KPK: Polres Cilacap jadi Penerima THR 'Haram' Bupati Syamsul Auliya
15 March 2026, 05:41 WIB
Bupati Cilacap, Syamsul Auliya menyandang status tersangka dalam korupsi pemalakan uang THR di satuan kedinasan daerahnya sendiri. Diketahui, kasus terbongkar dalam operasi tangkap tangan (OTT) yang dilakukan KPK beberapa hari yang lalu.
Sebanyak 27 orang yang ditangkap dalam OTT menjalani pemeriksaan di Polres Banyumas. KPK buka suara alasan pemeriksaan tidak dilakukan di Polres Cilacap meski lokasi kejadian di sana.
Menurut Deputi Bidang Penindakan KPK, Asep Guntur, hal itu sengaja dilakukan penyidik, sebab berdasarkan informasi diterima bahwa polres setempat, menjadi salah satu pihak eksternal yang diguyur bupati dari THR haram tersebut.
"Kemudian terhadap 27 orang (terjaring OTT) kenapa diperiksanya di Banyumas dan tidak di Cilacap? Kami menghindari terjadinya conflit of interest. Kenapa? Karena dari hasil pemeriksaan dan Informasi yang kita kumpulkan, bahwa uang tersebut sudah di Forkopimda, salah satu forkopimdanya adalah Polres (Cilacap)," kata Asep saat jumpa pers di Gedung Merah Putih KPK, Jakarta, Sabtu (14/3/2026).
Asep pun menghindari pemeriksaan yang tidak berimbang jika dilakukan di sana. Karenanya, dia memindahkannya ke polres lain.
"Makanya tidak dilakukan pemeriksaannya di Polres Cilacap, untuk menghindari tadi Conflict of interest (COI) ini kita pindah ke Banyumas," jelas Asep.
Tetapkan 2 Tersangka
Sebagai informasi, dalam kasus ini KPK kemudian menaikkan perkara ke tahap penyidikan dan menetapkan dua orang tersangka. Mereka adalah Bupati Cilacap 2025-2030, Syamsul Auliya dan Sekretaris Daerah Kabupaten Cilacap, Sadmoko Danardono.

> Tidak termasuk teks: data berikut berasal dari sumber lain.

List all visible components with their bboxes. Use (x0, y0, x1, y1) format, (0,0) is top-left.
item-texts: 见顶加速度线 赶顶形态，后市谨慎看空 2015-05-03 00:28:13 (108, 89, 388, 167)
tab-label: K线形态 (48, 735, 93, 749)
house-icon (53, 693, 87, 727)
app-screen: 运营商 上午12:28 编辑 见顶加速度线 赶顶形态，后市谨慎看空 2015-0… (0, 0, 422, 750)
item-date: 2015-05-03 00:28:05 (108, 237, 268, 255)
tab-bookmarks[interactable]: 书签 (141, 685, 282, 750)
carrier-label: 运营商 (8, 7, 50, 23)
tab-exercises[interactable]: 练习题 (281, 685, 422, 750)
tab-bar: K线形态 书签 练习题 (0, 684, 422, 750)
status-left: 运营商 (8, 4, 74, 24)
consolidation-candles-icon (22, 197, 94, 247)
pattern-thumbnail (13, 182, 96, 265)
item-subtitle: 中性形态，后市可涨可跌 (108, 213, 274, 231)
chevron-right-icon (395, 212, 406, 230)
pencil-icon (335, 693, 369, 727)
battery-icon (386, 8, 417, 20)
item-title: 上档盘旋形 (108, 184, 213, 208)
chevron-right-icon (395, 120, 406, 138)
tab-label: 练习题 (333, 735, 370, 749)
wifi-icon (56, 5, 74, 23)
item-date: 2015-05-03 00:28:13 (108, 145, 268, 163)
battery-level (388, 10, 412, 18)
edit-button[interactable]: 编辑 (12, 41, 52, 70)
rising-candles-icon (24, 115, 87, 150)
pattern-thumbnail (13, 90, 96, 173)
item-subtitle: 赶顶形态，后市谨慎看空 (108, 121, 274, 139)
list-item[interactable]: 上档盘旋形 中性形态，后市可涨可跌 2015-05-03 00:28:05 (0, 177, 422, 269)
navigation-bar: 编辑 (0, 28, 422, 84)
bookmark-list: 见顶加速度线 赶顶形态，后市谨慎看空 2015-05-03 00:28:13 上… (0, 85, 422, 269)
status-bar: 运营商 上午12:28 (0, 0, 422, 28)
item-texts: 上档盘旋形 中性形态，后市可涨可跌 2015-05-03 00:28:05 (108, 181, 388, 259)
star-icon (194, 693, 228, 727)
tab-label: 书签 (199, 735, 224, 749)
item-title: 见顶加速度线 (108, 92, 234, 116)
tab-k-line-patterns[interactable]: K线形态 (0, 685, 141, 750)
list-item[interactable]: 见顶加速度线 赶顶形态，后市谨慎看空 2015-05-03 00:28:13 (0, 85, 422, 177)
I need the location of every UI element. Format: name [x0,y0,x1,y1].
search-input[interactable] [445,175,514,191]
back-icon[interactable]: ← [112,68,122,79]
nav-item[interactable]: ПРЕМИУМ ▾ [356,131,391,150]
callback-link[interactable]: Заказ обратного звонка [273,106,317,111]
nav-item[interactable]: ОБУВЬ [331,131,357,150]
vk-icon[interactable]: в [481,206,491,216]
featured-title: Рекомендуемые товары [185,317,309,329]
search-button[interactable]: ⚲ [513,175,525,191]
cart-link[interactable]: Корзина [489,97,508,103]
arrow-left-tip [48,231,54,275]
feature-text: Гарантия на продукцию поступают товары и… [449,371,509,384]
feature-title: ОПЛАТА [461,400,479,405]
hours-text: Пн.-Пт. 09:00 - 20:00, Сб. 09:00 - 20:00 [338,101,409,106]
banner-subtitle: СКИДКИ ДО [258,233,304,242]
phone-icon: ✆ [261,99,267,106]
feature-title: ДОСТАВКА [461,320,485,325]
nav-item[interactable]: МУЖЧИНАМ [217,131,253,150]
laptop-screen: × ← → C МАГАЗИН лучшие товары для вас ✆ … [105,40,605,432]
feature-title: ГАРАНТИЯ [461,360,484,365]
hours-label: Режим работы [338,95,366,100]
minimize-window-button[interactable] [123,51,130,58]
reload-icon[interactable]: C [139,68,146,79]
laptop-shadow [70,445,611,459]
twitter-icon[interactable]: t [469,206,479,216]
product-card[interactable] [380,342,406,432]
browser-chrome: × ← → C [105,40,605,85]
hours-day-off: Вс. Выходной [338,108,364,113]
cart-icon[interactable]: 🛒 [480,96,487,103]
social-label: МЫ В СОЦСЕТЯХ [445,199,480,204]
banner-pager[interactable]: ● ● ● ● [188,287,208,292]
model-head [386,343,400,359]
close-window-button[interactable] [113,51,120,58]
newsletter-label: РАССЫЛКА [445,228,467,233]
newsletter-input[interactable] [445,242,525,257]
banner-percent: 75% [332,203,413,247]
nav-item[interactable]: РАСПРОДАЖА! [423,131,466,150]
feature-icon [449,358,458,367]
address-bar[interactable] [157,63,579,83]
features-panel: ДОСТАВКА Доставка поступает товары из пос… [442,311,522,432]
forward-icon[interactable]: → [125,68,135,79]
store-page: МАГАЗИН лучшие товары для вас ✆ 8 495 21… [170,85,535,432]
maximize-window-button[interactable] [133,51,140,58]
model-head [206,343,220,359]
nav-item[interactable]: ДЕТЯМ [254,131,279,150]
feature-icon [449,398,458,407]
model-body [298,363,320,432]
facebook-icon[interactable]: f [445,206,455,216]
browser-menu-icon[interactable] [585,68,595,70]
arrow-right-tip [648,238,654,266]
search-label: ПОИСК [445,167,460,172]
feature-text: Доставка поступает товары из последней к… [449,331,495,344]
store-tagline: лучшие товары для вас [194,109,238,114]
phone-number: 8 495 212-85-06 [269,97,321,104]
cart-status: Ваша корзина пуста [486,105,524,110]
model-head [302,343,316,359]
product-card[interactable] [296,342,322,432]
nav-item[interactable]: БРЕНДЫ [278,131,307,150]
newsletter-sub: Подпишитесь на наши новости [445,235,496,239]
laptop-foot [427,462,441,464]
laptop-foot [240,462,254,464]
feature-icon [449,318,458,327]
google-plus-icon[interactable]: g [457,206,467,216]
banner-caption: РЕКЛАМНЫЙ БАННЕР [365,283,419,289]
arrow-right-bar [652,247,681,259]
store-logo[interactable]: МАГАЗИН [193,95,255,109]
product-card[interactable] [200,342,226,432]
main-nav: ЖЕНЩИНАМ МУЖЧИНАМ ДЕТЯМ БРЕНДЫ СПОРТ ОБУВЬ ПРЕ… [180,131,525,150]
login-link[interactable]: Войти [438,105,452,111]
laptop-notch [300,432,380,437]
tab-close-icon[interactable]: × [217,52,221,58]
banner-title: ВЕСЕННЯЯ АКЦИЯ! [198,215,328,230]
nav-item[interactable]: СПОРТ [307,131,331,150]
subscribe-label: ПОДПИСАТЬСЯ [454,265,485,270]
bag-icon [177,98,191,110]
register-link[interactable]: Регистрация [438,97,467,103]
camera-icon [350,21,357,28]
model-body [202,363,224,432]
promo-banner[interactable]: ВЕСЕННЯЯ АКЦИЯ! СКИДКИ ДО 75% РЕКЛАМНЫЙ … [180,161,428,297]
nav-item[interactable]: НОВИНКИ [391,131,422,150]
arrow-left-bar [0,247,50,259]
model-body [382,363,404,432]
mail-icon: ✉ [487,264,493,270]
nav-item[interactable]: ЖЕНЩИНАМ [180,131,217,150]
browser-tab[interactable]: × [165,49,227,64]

"KPK selanjutnya melakukan penahanan terhadap para Tersangka untuk 20 hari pertama sejak 14 Maret-2 April 2026. Penahanan dilakukan di Rumah Tahanan Negara (Rutan) Cabang Gedung Merah Putih KPK," tegas Asep.
Atas perbuatannya, Asep memastikan para tersangka disangkakan telah melanggar Pasal 12 huruf e dan/atau Pasal 12B Undang-Undang Nomor 31 Tahun 1999 tentang Pemberantasan Tindak Pidana Korupsi sebagaimana telah diubah dengan Undang-Undang Nomor 20 Tahun 2001 tentang pemberantasan tindak pidana korupsi Jo. Pasal 20 huruf c UU No. 1 Tahun 2023 tentang KUHP.